Допустим теперь самое страшное. Сознание сохраняется и в могиле… но ведь это страшней, чем проснуться в гробу? Параллельно с разрушением тела идет разрушение сознания — гниение, зловоние, забвение слов; медленная деградация, на которую он обречен уже сегодня. Не может же быть, чтобы все сразу гасло? Страшнее всего бред, полусон; допустим даже, что будет Страшный суд — но не в этом ли полусне придется пребывать до Страшного суда?
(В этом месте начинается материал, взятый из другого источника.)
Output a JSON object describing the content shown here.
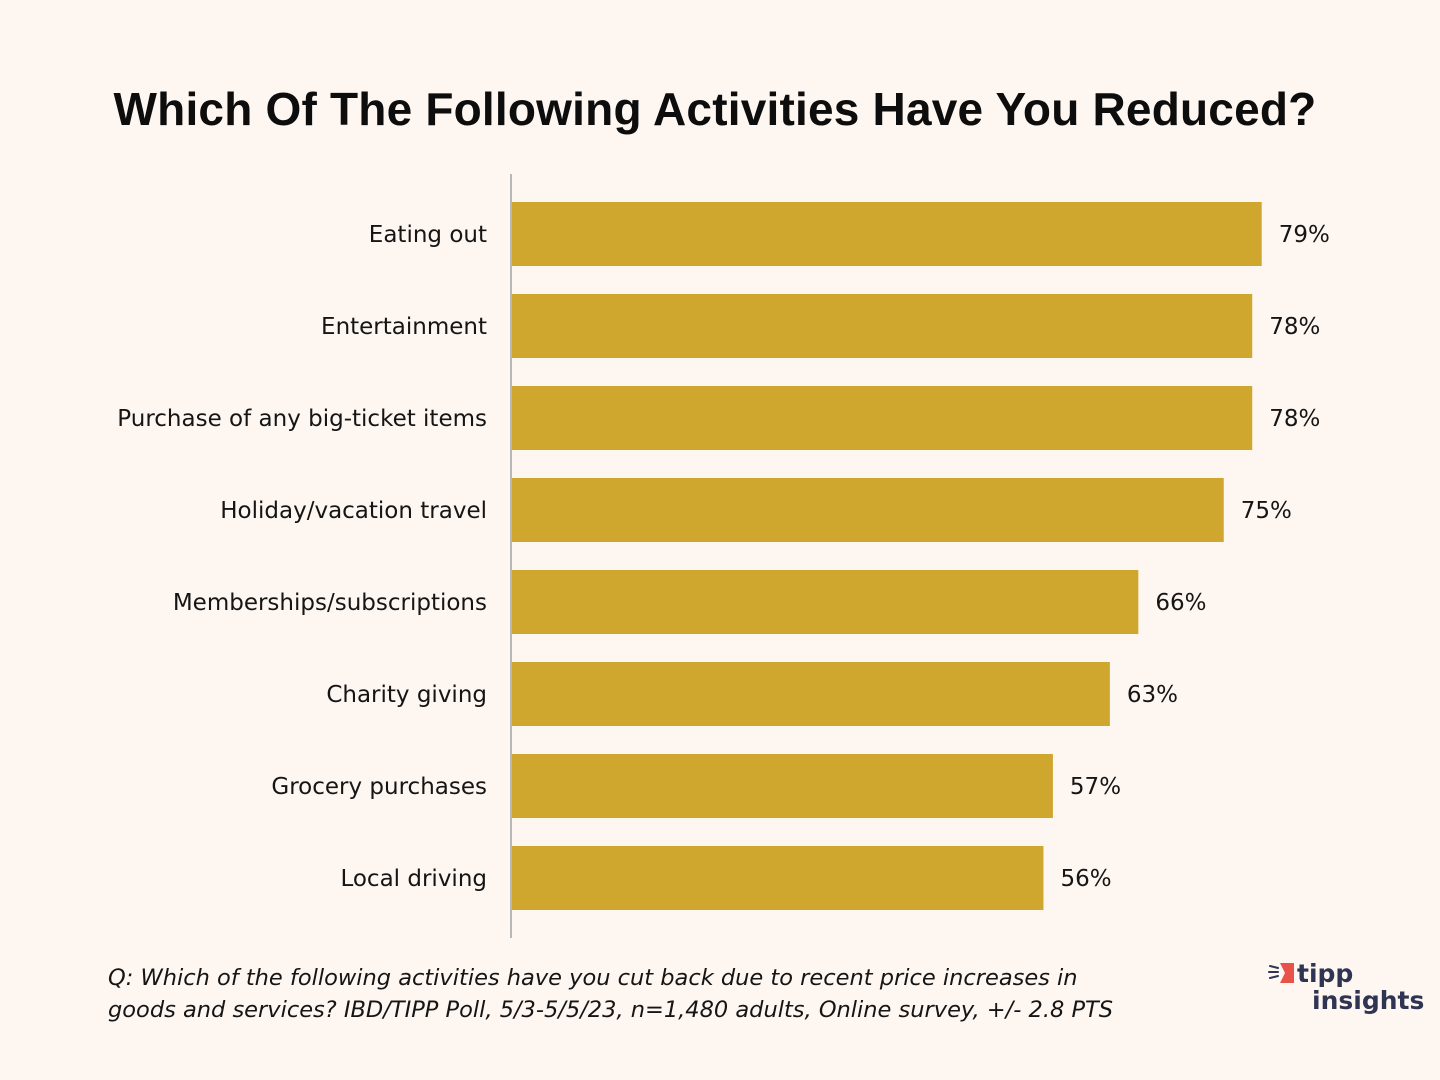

Пройдут годы, поколения, сама земля, быть может, исчезнет, — а я все буду ждать своей участи, без конца пересматривая все один и тот же сон о своих тридцати пяти годах… нет, нет, немыслимо, я не могу и представить этого изощреннейшего мучения. Но и вечное мучение было не так страшно, как вечное отсутствие, с которым не могла примириться его все еще живая, все еще жаждущая душа.
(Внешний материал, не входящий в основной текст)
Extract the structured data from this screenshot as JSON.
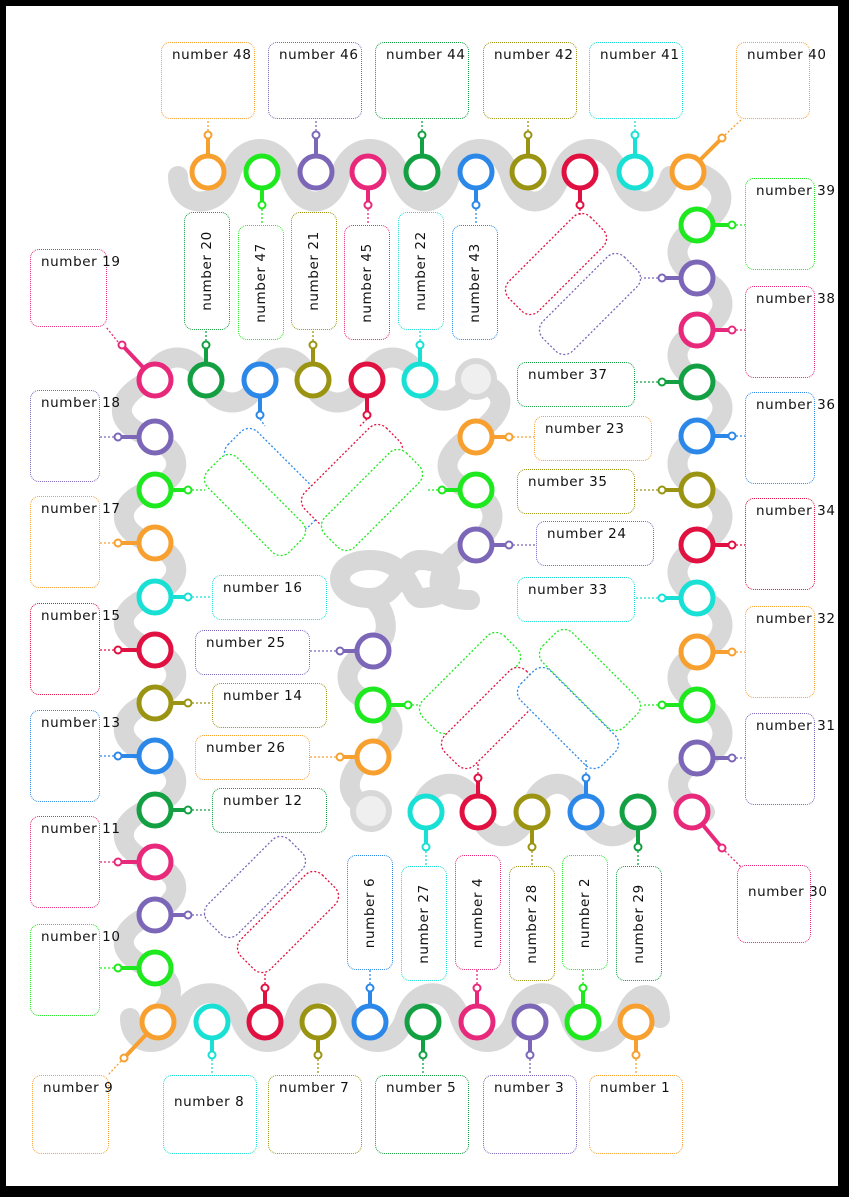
{
  "colors": {
    "orange": "#f7a030",
    "green": "#1ee81e",
    "purple": "#7b66b8",
    "pink": "#e8287a",
    "dkgreen": "#12a042",
    "blue": "#2c88e8",
    "olive": "#9a9412",
    "red": "#e01040",
    "cyan": "#18e0d4",
    "track": "#d8d8d8"
  },
  "labels": {
    "n1": "number 1",
    "n2": "number 2",
    "n3": "number 3",
    "n4": "number 4",
    "n5": "number 5",
    "n6": "number 6",
    "n7": "number 7",
    "n8": "number 8",
    "n9": "number 9",
    "n10": "number 10",
    "n11": "number 11",
    "n12": "number 12",
    "n13": "number 13",
    "n14": "number 14",
    "n15": "number 15",
    "n16": "number 16",
    "n17": "number 17",
    "n18": "number 18",
    "n19": "number 19",
    "n20": "number 20",
    "n21": "number 21",
    "n22": "number 22",
    "n23": "number 23",
    "n24": "number 24",
    "n25": "number 25",
    "n26": "number 26",
    "n27": "number 27",
    "n28": "number 28",
    "n29": "number 29",
    "n30": "number 30",
    "n31": "number 31",
    "n32": "number 32",
    "n33": "number 33",
    "n34": "number 34",
    "n35": "number 35",
    "n36": "number 36",
    "n37": "number 37",
    "n38": "number 38",
    "n39": "number 39",
    "n40": "number 40",
    "n41": "number 41",
    "n42": "number 42",
    "n43": "number 43",
    "n44": "number 44",
    "n45": "number 45",
    "n46": "number 46",
    "n47": "number 47",
    "n48": "number 48"
  }
}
Гуденброк мучился тоже. У его мучений была куда более земная причина: у Гуденброка болел зуб. Бродский вдруг разрешил продовольственные передачи, и жена Гуденброка принесла в Петропавловскую крепость кусок сала. Сало это она выменяла на Сенном, отдав за него прекрасный пуховый платок, подаренный мужем во время поездки по русскому Северу. Поделили кое-как, откусывать пришлось зубами — нож не полагался; на фоне гнилой капусты и мерзлое желтое сало было деликатесом: Гуденброк принялся жевать шкурку, что-то в зубе мудрости хрустнуло, а через сутки он уже на стену лез от боли. Полоскал вечерним кипятком — тщетно; утром следующего дня едва задремавший Оскольцев проснулся оттого, что бывший товарищ министра по делам национальностей бьется головой о стену. Безумные глаза его были широко открыты, на щеке явственно дулся флюс. Тут с Оскольцевым случилось странное: приказ держать их взаперти, пока сами не передохнут, возник в его сознании и утвердился там мгновенно. Он все понял — их попросту морят унижением, страхом, неопределенностью, а чтобы продлить мучения — разрешили проклятое сало; он подбежал к двери и заколотился об нее всем телом.